The "-/+ buffers/cache" provides less confusing values for used and free memory. Linux uses free memory for the caches, but can reclaim it quickly if applications need it. So in a way the cached memory should be included in the free memory column, which this line does.

See also linuxatemyram.com — a whole website dedicated to this confusion.

When low page cache is a problem

Near-zero buffers or cached is a signal to check with iostat:

  • Without cached pages, every application read hits the disk.
  • Without buffer cache, every block I/O roundtrip hits media.
  • Expect rising disk I/O (r/s, rkB/s), rising %util, rising await, and probably elevated %iowait.

If the host intentionally runs memory-hungry applications (JVM heaps, in-memory databases, large mmap'd files) the page cache will naturally be small; check whether the host is actually swapping (si / so > 0 in vmstat) — that's the real memory-pressure signal.

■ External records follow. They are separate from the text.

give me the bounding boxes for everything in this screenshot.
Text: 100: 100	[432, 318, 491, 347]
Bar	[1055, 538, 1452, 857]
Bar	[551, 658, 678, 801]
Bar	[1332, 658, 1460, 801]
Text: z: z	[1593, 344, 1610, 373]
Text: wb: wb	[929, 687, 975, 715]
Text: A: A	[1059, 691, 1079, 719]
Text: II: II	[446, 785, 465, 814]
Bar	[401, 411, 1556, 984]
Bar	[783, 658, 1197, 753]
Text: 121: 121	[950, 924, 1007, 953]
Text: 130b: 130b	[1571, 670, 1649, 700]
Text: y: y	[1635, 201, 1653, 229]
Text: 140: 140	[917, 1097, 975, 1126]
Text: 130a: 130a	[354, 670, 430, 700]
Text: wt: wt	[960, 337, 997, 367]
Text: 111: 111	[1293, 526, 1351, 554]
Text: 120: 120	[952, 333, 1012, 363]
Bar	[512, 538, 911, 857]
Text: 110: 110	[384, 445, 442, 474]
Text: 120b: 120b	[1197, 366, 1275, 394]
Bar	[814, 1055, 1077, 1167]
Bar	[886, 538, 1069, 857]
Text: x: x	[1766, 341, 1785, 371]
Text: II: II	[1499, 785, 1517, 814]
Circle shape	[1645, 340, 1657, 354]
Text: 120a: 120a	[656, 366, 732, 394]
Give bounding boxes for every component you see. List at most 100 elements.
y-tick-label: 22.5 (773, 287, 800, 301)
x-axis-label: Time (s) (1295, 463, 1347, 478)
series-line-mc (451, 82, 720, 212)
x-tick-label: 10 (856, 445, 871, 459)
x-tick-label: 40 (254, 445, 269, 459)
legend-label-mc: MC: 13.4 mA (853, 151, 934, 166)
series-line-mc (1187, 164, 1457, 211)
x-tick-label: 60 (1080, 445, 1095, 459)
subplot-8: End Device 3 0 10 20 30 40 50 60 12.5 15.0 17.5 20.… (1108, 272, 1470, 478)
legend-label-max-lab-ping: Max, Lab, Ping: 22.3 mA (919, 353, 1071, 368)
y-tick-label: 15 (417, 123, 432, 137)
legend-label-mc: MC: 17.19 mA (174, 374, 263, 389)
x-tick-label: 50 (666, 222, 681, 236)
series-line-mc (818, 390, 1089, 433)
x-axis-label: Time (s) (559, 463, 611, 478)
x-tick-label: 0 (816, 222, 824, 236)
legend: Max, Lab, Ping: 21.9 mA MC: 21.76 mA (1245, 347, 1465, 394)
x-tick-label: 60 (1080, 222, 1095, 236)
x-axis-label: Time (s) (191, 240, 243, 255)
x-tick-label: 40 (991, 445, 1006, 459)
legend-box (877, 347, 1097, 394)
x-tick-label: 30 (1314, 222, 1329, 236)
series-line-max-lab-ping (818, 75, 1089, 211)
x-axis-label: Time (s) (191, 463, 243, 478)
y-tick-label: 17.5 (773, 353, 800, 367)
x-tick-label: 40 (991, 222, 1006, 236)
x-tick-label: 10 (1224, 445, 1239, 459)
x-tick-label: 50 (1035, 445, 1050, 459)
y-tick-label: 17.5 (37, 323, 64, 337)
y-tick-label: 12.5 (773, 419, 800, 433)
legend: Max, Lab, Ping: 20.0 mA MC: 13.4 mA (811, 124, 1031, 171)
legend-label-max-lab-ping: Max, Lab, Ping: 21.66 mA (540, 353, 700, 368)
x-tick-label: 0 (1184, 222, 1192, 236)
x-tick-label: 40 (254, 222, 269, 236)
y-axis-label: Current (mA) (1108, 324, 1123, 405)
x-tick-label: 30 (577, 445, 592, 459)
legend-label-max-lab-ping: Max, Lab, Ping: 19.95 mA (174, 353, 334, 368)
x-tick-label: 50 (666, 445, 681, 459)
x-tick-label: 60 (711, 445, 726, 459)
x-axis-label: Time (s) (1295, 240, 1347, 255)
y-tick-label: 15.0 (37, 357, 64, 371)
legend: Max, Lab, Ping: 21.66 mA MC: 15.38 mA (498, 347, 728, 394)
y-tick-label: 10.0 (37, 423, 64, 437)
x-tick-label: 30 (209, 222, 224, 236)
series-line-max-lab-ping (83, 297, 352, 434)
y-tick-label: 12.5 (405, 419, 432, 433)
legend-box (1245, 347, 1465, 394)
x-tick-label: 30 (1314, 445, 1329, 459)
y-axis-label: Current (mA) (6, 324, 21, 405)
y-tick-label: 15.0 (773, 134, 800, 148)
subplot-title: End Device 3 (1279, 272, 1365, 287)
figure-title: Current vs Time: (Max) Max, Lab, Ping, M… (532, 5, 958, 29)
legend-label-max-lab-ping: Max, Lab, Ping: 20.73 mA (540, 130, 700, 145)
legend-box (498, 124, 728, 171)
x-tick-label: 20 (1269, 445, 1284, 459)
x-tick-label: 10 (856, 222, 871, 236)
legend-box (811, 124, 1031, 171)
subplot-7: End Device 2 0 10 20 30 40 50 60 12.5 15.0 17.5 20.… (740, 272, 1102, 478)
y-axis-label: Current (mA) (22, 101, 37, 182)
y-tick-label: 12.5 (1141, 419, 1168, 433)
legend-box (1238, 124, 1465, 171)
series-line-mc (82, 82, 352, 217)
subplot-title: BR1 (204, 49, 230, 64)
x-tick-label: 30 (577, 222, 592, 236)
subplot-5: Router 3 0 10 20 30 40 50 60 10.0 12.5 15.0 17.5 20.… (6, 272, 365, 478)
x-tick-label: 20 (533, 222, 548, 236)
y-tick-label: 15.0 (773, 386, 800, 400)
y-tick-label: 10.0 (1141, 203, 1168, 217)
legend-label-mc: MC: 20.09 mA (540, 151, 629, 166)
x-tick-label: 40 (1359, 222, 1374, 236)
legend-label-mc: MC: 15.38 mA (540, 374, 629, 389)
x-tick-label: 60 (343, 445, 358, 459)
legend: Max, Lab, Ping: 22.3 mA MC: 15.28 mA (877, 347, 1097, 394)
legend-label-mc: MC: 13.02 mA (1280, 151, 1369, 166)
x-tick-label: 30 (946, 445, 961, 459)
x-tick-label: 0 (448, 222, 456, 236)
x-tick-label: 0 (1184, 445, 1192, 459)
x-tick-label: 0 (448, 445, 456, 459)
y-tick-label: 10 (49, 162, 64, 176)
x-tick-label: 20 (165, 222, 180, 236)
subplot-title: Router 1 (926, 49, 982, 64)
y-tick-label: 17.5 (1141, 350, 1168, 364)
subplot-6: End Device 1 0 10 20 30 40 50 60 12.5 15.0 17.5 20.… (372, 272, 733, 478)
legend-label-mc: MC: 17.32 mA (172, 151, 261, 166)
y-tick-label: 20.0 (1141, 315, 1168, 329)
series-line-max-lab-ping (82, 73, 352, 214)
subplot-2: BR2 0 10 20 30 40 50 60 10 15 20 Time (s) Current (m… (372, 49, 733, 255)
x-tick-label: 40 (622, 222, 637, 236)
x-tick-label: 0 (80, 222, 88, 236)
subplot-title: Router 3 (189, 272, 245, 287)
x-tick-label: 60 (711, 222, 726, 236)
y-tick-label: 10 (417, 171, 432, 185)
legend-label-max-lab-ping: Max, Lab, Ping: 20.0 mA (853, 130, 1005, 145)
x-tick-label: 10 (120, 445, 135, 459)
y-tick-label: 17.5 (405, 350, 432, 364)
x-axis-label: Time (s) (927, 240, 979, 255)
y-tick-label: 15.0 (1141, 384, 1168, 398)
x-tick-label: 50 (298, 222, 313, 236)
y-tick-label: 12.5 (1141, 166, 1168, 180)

ZFS-on-Linux complicates free -m

Netflix's note:

It can be additionally confusing if ZFS on Linux is used, as we do for some services, as ZFS has its own file system cache that isn't reflected properly by the free -m columns. It can appear that the system is low on free memory, when that memory is in fact available for use from the ZFS cache as needed.

ZFS maintains its own ARC (Adaptive Replacement Cache) outside the Linux page cache. free -m reports the ARC as "used" without a separate breakdown; you have to read /proc/spl/kstat/zfs/arcstats or use arc_summary to see actual reclaimable capacity. The principle is the same — the memory is available — but standard Linux tooling undercounts it.

Reclaim mechanics

When applications malloc / mmap demand pages, the kernel's page-frame-reclaim code (kswapd, direct reclaim) frees clean cached pages first (zero-cost — no write-back needed) and only resorts to writing back dirty pages or evicting anonymous memory to swap when clean cache is exhausted. This makes page-cache claim essentially free from the application's perspective — until swap pressure begins.

Seen in

  • sources/2025-07-29-netflix-linux-performance-analysis-in-60-secondsfree -m is command #7. The checklist focuses interpretation on the -/+ buffers/cache row plus the ZFS caveat. Explicit rule: "we just want to check that these aren't near-zero in size, which can lead to higher disk I/O."
  • sources/2025-07-08-planetscale-caching — Ben Dicken canonicalises the Linux page cache as the lower tier of Postgres's double-buffered cache stack: "Postgres relies heavily on the operating system's filesystem page cache, which caches disk pages at the kernel level. This creates a double-buffering system where data can exist in both Postgres's shared_buffers and the OS page cache." The canonical 25%-of-RAM rule for shared_buffers leaves the remainder of physical memory for the OS page cache to operate on. See concepts/postgres-shared-buffers-double-buffering. This is the explicit Postgres-dependency view of the page cache, complementary to the 2025-07-29 observability-tool view.
  • concepts/io-wait — low page cache → higher disk I/O → elevated %iowait.
  • concepts/use-method — the memory dimension of USE: page cache utilisation, saturation (swap), errors (OOM kills).
  • systems/iostat — the follow-up tool when cache looks low.